The smartest will survive: so stay focused
Issue: Spring 2009
The concept of reducing running costs is paramount in the minds of commercial vehicle operators. Businesses across every sector have found trading conditions tough since the global recession started to bite, but what can be done to ensure your business is lean and agile enough to manage the drop off in demand?
By Simon Champman
Fuel should be a key target for cost reduction activity by vehicle operators. Even for a 7.5 tonne rigid, fuel will represent 20% of costs. For an articulated vehicle it can account for up to 40% of costs. Operators struggled to contend with unprecedented swings in world oil prices last year, bringing the issue to the fore. On top of this, the Treasury effectively landed the UK logistics industry with a £533 million bill last year when it announced a succession of fuel duty rises. In a sector where the margins are already notoriously tight – made tighter by the grip of recession – the real cost to commercial vehicle operators of the re-introduction of the fuel duty escalator is the difference between survival and insolvency.
Essentially, the escalator automatically increases fuel duty rises above inflation, and means having to absorb a two pence per litre (ppl) rise last December, a 1.84ppl rise in April this year and a further 0.5ppl rise from April 2010 on top of inflation. The Government’s reluctance to listen to an industry that, literally, keeps UK plc running and employs some 2.3 million people, means it is now down to operators to ensure their own survival.
Spot the difference
When fuel prices fall because of an over-supply, spot purchases can work out cheaper than sticking to a contract for all oil purchases as they reflect current supply and demand and not previous price movements. By the same token, in a period of sustained rising prices, contract purchases will be more competitive. The problem, of course, is that accurately predicting the price of volatile commodities like oil is difficult.

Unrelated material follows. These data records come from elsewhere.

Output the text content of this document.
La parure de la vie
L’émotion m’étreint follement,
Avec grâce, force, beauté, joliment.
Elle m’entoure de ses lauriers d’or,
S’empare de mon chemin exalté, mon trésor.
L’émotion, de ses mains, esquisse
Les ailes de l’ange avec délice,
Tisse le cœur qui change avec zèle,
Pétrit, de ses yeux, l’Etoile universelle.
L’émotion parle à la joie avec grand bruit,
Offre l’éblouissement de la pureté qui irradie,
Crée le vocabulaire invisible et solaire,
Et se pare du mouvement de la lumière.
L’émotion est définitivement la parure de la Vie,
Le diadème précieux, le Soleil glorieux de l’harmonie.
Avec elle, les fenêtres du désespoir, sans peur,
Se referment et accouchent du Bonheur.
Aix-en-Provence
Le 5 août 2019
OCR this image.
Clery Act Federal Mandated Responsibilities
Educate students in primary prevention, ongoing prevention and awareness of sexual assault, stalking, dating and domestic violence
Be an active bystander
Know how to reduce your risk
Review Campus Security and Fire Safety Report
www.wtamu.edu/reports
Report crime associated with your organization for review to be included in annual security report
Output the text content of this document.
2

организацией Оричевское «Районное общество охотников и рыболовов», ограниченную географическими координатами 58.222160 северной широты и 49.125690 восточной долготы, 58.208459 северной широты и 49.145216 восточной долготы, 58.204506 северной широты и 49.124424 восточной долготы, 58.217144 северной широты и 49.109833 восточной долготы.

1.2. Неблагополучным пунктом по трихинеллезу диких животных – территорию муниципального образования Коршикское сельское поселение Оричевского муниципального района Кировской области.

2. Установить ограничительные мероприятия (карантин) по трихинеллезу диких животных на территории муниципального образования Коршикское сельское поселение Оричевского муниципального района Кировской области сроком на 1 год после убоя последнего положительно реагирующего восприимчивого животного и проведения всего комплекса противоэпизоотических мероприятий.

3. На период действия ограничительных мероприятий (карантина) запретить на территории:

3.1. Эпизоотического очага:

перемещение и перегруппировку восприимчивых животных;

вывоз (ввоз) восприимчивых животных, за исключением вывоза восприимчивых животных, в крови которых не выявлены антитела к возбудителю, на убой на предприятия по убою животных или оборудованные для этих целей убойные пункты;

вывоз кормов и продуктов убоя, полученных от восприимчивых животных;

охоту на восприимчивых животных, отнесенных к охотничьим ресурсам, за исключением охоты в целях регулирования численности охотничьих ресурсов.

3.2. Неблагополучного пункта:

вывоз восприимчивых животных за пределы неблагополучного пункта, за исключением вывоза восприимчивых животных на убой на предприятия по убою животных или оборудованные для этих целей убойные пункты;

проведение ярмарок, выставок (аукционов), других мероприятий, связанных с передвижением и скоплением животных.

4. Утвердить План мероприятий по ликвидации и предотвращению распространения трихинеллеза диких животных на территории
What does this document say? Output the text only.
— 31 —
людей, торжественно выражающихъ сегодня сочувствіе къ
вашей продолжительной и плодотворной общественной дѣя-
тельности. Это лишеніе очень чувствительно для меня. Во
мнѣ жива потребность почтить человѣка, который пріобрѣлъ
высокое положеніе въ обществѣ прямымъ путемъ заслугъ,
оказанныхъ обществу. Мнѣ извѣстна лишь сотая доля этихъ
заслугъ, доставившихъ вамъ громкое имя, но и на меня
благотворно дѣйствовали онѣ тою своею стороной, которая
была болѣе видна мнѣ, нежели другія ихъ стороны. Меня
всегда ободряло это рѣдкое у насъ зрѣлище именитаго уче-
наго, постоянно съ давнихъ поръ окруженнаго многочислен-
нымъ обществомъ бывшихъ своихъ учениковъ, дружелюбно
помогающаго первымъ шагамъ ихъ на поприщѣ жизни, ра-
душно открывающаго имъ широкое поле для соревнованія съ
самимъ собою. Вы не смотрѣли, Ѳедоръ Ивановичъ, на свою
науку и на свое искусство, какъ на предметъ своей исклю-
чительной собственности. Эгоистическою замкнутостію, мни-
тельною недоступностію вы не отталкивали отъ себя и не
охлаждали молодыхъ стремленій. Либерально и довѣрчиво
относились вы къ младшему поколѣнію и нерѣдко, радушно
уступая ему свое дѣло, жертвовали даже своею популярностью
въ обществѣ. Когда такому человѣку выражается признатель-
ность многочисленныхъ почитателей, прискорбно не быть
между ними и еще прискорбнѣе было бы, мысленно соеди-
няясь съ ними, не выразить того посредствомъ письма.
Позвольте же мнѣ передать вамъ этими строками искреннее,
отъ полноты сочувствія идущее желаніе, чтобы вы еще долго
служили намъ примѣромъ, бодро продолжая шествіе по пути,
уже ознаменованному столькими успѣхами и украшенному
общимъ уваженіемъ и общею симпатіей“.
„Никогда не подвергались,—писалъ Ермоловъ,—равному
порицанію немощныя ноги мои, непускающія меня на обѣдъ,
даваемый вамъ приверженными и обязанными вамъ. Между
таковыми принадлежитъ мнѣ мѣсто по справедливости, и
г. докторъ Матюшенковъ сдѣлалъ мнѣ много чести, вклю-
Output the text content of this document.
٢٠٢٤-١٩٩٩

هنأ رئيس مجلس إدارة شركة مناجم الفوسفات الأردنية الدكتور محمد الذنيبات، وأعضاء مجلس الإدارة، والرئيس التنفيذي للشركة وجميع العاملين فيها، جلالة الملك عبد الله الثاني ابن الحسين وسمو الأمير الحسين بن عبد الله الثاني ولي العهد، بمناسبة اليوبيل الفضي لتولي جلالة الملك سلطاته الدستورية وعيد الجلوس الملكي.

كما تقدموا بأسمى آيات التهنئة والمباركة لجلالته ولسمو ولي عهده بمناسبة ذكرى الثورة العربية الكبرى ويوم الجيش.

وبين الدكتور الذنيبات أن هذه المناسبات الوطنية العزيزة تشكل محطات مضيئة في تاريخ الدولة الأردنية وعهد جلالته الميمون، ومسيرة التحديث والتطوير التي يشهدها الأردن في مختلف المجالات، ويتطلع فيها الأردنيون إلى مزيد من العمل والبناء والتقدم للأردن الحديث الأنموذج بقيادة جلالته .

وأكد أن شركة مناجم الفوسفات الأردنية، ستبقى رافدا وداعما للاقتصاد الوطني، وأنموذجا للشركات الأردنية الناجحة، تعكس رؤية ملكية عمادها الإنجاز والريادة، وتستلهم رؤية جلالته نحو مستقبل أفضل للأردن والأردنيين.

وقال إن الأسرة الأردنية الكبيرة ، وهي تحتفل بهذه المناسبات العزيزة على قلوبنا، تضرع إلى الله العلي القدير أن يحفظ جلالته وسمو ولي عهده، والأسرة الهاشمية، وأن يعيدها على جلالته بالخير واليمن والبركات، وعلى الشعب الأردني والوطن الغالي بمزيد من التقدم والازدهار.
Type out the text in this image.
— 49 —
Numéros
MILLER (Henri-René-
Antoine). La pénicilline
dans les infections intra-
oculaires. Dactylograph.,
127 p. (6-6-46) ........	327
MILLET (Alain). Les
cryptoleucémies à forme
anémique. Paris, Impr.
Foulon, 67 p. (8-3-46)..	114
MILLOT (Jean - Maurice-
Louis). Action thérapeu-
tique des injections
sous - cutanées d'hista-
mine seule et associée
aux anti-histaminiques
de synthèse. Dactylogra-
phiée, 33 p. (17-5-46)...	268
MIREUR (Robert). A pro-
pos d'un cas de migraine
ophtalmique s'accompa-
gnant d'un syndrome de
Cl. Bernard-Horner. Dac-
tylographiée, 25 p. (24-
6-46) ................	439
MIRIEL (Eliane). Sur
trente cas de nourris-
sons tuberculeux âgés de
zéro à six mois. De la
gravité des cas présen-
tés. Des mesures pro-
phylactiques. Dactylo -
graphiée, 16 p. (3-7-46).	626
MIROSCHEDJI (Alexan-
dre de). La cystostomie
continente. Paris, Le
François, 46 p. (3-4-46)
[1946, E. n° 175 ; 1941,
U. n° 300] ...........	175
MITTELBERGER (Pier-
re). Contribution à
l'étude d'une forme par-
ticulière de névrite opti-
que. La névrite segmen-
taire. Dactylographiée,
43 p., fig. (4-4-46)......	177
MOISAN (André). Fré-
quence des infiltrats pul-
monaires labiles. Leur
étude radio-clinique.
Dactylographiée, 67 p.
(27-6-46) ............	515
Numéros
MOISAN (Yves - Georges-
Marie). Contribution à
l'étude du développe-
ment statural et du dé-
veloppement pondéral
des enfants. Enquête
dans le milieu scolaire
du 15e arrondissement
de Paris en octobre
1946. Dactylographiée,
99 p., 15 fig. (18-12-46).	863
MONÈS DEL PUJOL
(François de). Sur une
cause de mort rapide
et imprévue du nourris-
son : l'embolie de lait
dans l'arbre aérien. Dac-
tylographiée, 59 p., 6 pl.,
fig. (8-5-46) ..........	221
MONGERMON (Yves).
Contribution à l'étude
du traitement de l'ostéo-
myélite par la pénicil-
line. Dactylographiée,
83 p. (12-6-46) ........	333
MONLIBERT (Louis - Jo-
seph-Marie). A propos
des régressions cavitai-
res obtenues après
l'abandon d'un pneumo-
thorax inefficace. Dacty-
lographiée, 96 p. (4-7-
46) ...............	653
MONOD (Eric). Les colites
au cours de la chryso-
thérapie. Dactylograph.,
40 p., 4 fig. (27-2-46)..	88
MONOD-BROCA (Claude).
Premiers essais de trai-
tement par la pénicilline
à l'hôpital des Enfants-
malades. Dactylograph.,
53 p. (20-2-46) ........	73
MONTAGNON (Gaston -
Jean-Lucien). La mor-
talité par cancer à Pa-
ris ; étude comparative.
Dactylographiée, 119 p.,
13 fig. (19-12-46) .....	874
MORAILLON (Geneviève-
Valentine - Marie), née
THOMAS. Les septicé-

Spot purchases are becoming less attractive than contract prices as daily product prices and local supply and demand issues will influence the price, making it less predictable. Getting the best price on a particular day also requires time and effort by the operator. Agreeing a contract with a supplier for some or all of your fuel requirements provides supply continuity and a self-managing, transparent system of fuel prices. Remember that some fuel supply companies may have a stronger presence in a particular region than others and will reflect this in the lower prices they charge.
There is nothing to stop you setting up a contract deal based on, say, 80% of annual usage as a minimum purchase to achieve a good contract price. Spot purchases for the other 20% can then be used as and when the market conditions are favourable.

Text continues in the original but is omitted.